Along the way, you hopefully get to share the ties that bind you together through anything and everything.  We had our first child, Catherine, and then our second, Elizabeth.  At the ripe old age of 26 we had everything we ever hoped for, our own family.

The thousands of pictures we have taken capture only snippets of our journey of raising a family, watching our daughters fall in love with fine young men, and then experiencing the joy of being grandparents.  That is an entirely different story all its own.

I built a company and Mary Lou taught three generations of kids.  We had good times and bad.  We learned that married life is never perfect.   Those who suggest otherwise haven’t been married for forty years.  But married life is worth it, if you love the one you are with.
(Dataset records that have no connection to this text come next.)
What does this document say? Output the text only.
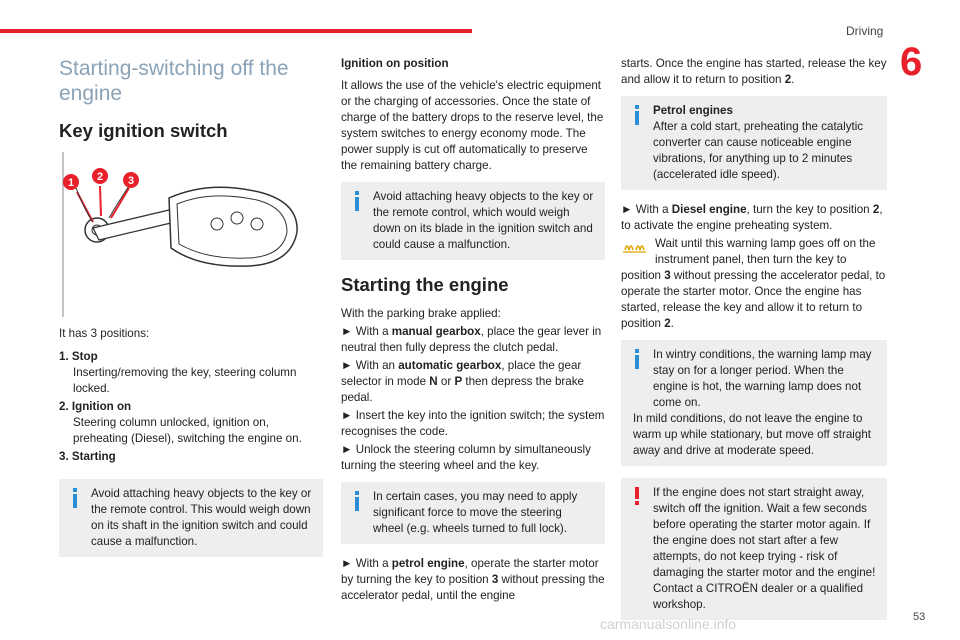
Driving
6
Starting-switching off the engine
Key ignition switch
1 2 3

It has 3 positions:

1. Stop
Inserting/removing the key, steering column locked.
2. Ignition on
Steering column unlocked, ignition on, preheating (Diesel), switching the engine on.
3. Starting
Avoid attaching heavy objects to the key or the remote control. This would weigh down on its shaft in the ignition switch and could cause a malfunction.

Ignition on position

It allows the use of the vehicle's electric equipment or the charging of accessories. Once the state of charge of the battery drops to the reserve level, the system switches to energy economy mode. The power supply is cut off automatically to preserve the remaining battery charge.

Avoid attaching heavy objects to the key or the remote control, which would weigh down on its blade in the ignition switch and could cause a malfunction.
Starting the engine

With the parking brake applied:

► With a manual gearbox, place the gear lever in neutral then fully depress the clutch pedal.

► With an automatic gearbox, place the gear selector in mode N or P then depress the brake pedal.

► Insert the key into the ignition switch; the system recognises the code.

► Unlock the steering column by simultaneously turning the steering wheel and the key.

In certain cases, you may need to apply significant force to move the steering wheel (e.g. wheels turned to full lock).

► With a petrol engine, operate the starter motor by turning the key to position 3 without pressing the accelerator pedal, until the engine

starts. Once the engine has started, release the key and allow it to return to position 2.

Petrol engines
After a cold start, preheating the catalytic converter can cause noticeable engine vibrations, for anything up to 2 minutes (accelerated idle speed).

► With a Diesel engine, turn the key to position 2, to activate the engine preheating system.

Wait until this warning lamp goes off on the instrument panel, then turn the key to position 3 without pressing the accelerator pedal, to operate the starter motor. Once the engine has started, release the key and allow it to return to position 2.

In wintry conditions, the warning lamp may stay on for a longer period. When the engine is hot, the warning lamp does not come on.
In mild conditions, do not leave the engine to warm up while stationary, but move off straight away and drive at moderate speed.
If the engine does not start straight away, switch off the ignition. Wait a few seconds before operating the starter motor again. If the engine does not start after a few attempts, do not keep trying - risk of damaging the starter motor and the engine! Contact a CITROËN dealer or a qualified workshop.
carmanualsonline.info	53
The story moves along and we find ourselves back where we started, just the two of us.  We have started a new and separate journey, clicking off the items on our combined bucket list.

We find ourselves at Auburn again, where we truly fell in love, and at Compass Lake were we have shared 50 years of combined memories.   We now indulge our joint passion of traveling the world, having visited 23 countries, with even more trips planned.

Perhaps all the coincidences of our life together have a simple answer.   Perhaps we were simply meant to be together.  If not, then I am thankful that we found each other in the 7th grade at Girard Junior High School.   I am thankful for the decade of friendship we shared before we discovered something else, something unexpected, unexplainable and yet tremendously wonderful.  Love.

With all the twists and turns, and unlikely coincidences of our lives, the story is simple.  It is a love story that endures all these decades later. 

We are not perfect people, or even perfect partners.  Instead, we are a married couple that has found a way to enjoy each other and live together in a way that has given us joy in the past and gives us something to look forward to in the future.   

Forty years of marriage to your best friend who happens to be the love of your life.  That is a story worth telling.